PurposeEnvironment variable / flag
Routed locations (default sweden-gothenburg,austria-vienna)MULLGATE_LOCATIONS
Direct-route check target (default 1.1.1.1)MULLGATE_VERIFY_ROUTE_CHECK_IP / --route-check-ip
Exit-check URL (default https://am.i.mullvad.net/json)MULLGATE_VERIFY_TARGET_URL / --target-url
HTTPS port (default 8443 when the verifier generates TLS assets)MULLGATE_HTTPS_PORT
Existing HTTPS cert/key pathsMULLGATE_HTTPS_CERT_PATH, MULLGATE_HTTPS_KEY_PATH
Preserve the temp XDG home even on success--keep-temp-home
Reuse a preserved temp XDG home and skip provisioning a new Mullvad device--reuse-temp-home <path>

Command

export MULLGATE_ACCOUNT_NUMBER=123456789012
export MULLGATE_PROXY_USERNAME=alice
export MULLGATE_PROXY_PASSWORD='replace-me'
export MULLGATE_DEVICE_NAME=mullgate-s06-proof
pnpm verify:s06

What the verifier proves

  • non-interactive mullgate setup against the real CLI
  • mullgate proxy access output and saved hostname → bind IP mappings
  • mullgate proxy start, mullgate proxy status, and mullgate proxy doctor
  • authenticated SOCKS5, HTTP, and HTTPS traffic through the published listeners
  • direct host-route invariance before/after mullgate proxy start
  • distinct exits for the first two routed hostnames when they resolve locally to distinct bind IPs

Shared-device prerequisite

A fresh verifier run needs one free Mullvad WireGuard device slot total because setup provisions one shared Mullvad entry device for the whole proof, not one device per route.
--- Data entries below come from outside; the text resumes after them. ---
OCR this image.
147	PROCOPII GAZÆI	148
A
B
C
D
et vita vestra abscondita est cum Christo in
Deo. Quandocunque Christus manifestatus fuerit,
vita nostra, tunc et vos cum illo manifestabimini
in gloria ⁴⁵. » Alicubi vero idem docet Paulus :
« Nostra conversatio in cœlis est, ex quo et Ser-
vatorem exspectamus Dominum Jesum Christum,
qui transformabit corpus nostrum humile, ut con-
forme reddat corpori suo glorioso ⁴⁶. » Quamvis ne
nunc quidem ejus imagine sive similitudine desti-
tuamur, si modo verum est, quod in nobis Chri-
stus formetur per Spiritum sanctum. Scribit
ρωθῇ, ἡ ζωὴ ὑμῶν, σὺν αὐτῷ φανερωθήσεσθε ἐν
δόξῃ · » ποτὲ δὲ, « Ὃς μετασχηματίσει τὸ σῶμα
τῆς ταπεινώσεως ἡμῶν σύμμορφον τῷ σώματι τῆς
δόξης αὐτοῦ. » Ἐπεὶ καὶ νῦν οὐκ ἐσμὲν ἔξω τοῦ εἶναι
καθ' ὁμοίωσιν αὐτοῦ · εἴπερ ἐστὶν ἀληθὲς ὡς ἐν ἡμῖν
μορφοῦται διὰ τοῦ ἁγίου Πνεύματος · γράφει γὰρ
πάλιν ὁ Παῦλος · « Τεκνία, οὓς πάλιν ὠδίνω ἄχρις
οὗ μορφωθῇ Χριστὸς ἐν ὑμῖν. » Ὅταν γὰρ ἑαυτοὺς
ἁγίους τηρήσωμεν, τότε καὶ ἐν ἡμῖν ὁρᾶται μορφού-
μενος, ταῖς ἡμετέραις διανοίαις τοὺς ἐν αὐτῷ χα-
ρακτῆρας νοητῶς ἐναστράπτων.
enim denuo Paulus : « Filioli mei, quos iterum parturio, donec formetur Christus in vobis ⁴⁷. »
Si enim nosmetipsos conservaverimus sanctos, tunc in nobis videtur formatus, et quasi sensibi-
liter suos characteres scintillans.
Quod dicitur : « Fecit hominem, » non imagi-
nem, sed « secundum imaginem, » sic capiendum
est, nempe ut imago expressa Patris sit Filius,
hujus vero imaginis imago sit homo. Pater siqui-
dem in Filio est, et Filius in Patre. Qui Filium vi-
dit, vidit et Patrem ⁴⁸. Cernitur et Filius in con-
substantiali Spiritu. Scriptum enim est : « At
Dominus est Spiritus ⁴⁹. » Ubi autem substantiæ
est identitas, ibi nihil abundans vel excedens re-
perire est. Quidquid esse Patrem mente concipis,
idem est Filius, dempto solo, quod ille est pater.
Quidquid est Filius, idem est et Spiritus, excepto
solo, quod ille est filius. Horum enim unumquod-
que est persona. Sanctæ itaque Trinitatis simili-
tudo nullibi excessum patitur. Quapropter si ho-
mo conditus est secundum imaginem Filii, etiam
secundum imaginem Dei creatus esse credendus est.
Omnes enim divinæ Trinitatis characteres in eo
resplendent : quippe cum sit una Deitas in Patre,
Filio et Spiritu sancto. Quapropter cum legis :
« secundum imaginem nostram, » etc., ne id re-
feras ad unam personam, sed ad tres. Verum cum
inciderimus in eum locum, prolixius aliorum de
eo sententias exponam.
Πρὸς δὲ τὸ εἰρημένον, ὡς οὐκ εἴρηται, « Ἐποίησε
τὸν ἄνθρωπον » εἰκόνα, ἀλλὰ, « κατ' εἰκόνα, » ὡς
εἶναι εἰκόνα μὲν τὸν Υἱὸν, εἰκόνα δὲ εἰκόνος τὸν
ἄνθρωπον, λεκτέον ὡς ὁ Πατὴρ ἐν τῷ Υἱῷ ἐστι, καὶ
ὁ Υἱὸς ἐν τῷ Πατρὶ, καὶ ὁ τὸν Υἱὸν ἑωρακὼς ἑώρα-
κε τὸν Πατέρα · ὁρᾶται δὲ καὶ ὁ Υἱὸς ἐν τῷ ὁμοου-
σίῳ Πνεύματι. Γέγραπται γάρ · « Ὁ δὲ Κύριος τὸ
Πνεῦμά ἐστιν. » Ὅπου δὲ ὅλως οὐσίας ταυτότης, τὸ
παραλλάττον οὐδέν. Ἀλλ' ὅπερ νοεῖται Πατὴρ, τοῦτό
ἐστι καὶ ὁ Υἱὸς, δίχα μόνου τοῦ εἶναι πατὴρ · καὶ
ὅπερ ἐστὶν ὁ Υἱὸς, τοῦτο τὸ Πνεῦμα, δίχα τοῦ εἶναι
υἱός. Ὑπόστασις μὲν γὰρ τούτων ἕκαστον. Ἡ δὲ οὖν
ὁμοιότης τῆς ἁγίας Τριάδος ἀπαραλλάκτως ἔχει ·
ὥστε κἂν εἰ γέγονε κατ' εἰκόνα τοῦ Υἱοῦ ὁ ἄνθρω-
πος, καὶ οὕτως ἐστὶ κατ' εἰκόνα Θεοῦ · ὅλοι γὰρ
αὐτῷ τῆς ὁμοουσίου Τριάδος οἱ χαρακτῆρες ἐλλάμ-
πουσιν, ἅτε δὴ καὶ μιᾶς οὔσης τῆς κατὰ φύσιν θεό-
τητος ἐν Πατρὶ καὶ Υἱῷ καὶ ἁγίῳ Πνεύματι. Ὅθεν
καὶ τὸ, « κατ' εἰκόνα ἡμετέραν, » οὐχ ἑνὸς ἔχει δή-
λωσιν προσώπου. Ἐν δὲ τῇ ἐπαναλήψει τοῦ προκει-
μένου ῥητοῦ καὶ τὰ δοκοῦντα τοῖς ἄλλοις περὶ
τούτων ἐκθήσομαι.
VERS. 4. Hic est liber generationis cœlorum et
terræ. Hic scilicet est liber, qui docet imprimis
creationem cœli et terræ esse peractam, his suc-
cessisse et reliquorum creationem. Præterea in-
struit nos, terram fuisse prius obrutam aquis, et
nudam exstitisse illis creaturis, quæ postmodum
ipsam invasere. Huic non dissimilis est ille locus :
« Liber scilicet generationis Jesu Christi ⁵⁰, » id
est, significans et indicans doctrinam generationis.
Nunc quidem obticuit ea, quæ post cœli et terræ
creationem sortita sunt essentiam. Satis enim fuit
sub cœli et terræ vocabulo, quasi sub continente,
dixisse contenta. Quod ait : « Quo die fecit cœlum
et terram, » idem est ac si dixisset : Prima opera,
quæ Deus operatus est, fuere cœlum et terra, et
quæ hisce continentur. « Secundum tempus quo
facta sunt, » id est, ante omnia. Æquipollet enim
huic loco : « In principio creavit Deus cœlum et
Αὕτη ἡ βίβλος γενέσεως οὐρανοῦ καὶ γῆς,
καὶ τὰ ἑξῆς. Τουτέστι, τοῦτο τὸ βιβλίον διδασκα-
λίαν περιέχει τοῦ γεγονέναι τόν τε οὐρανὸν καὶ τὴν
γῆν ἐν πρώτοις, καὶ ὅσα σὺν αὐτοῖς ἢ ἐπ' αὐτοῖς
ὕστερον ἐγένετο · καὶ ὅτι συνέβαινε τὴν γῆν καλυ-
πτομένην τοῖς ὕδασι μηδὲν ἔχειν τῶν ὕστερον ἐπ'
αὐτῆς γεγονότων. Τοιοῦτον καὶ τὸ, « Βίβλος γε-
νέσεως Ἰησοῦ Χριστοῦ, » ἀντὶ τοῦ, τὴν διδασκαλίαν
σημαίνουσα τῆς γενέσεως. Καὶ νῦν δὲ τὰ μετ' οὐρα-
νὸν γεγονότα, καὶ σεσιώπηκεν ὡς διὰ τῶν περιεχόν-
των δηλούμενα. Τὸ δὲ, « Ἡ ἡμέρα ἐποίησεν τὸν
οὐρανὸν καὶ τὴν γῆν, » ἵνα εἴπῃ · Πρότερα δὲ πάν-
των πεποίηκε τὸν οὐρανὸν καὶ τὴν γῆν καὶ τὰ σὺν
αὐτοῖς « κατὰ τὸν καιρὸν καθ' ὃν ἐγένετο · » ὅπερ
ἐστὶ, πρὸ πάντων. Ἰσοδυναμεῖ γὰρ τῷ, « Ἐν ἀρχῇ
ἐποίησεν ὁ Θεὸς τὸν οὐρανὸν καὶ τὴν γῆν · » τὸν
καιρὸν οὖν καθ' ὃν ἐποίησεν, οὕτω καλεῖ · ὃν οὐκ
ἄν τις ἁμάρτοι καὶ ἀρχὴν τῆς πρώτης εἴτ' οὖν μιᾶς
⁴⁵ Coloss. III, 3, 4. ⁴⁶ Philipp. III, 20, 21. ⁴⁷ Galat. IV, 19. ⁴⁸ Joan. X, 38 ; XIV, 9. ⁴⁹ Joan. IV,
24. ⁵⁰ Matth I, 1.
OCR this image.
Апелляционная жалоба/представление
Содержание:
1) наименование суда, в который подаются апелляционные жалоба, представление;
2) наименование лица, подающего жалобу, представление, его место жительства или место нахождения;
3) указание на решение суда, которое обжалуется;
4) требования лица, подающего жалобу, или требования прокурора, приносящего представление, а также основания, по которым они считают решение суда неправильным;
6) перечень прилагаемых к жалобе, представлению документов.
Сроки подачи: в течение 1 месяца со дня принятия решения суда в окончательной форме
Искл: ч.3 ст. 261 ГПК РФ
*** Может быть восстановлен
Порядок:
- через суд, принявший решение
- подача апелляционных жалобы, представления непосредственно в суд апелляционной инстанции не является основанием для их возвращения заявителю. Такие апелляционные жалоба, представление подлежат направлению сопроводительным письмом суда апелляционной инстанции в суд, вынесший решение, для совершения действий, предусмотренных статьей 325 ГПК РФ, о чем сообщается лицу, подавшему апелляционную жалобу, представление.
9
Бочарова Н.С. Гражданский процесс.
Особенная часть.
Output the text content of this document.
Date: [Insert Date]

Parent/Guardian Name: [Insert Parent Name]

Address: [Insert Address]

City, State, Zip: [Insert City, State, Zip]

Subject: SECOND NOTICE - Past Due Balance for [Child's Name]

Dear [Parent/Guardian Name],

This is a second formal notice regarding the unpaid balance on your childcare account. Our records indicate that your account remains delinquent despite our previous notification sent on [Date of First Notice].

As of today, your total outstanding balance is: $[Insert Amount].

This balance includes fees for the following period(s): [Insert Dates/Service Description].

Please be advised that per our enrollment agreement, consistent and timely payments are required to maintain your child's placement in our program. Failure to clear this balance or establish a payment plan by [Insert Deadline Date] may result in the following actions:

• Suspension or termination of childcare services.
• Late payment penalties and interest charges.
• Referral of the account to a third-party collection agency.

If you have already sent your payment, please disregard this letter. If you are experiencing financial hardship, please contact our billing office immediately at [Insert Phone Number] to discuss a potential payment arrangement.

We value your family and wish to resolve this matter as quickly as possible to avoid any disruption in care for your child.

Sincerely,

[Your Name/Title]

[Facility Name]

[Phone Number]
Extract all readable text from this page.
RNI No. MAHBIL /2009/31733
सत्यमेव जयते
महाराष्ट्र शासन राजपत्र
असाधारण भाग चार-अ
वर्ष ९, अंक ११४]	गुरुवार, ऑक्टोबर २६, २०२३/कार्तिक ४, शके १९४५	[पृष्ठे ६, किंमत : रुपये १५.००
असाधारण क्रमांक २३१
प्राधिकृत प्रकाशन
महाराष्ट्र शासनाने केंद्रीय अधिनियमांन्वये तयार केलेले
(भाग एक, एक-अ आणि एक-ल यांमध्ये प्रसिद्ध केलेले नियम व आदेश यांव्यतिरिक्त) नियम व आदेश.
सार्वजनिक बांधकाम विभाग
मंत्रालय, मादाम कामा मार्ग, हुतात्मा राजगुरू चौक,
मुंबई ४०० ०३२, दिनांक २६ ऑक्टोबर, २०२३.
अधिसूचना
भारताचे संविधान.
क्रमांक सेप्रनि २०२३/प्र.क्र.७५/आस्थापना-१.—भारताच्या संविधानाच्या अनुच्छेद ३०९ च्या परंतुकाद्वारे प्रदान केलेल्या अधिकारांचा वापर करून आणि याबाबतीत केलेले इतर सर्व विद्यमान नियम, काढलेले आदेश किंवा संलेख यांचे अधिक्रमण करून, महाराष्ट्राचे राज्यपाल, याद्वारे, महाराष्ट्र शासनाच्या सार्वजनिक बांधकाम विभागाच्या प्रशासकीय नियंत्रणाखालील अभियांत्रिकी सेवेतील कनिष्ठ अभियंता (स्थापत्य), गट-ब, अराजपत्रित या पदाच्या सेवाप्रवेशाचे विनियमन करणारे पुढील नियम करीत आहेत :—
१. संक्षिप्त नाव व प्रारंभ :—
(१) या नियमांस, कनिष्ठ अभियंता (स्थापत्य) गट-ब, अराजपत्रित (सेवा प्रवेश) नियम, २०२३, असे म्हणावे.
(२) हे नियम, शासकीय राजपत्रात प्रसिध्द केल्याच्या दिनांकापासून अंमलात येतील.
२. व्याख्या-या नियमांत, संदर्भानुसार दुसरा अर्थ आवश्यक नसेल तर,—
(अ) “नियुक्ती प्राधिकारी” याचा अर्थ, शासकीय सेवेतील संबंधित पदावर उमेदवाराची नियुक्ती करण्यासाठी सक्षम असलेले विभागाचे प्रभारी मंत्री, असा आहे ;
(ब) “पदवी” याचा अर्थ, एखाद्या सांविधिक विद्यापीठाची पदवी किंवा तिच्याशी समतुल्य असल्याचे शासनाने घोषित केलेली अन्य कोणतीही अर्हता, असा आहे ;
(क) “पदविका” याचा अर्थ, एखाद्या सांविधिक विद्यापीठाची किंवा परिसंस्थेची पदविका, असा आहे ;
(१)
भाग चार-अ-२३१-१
If you rerun against a preserved home with --reuse-temp-home <path>, the verifier reuses that saved shared device and does not consume another slot.

Scaling note

The built-in pnpm verify:s06 path still keeps its end-to-end probe contract to the first two saved routes so the default proof stays fast and inspectable.

That does not mean Mullgate consumes one Mullvad slot per route. The current shared-entry runtime still uses one shared Mullvad device for the saved route set.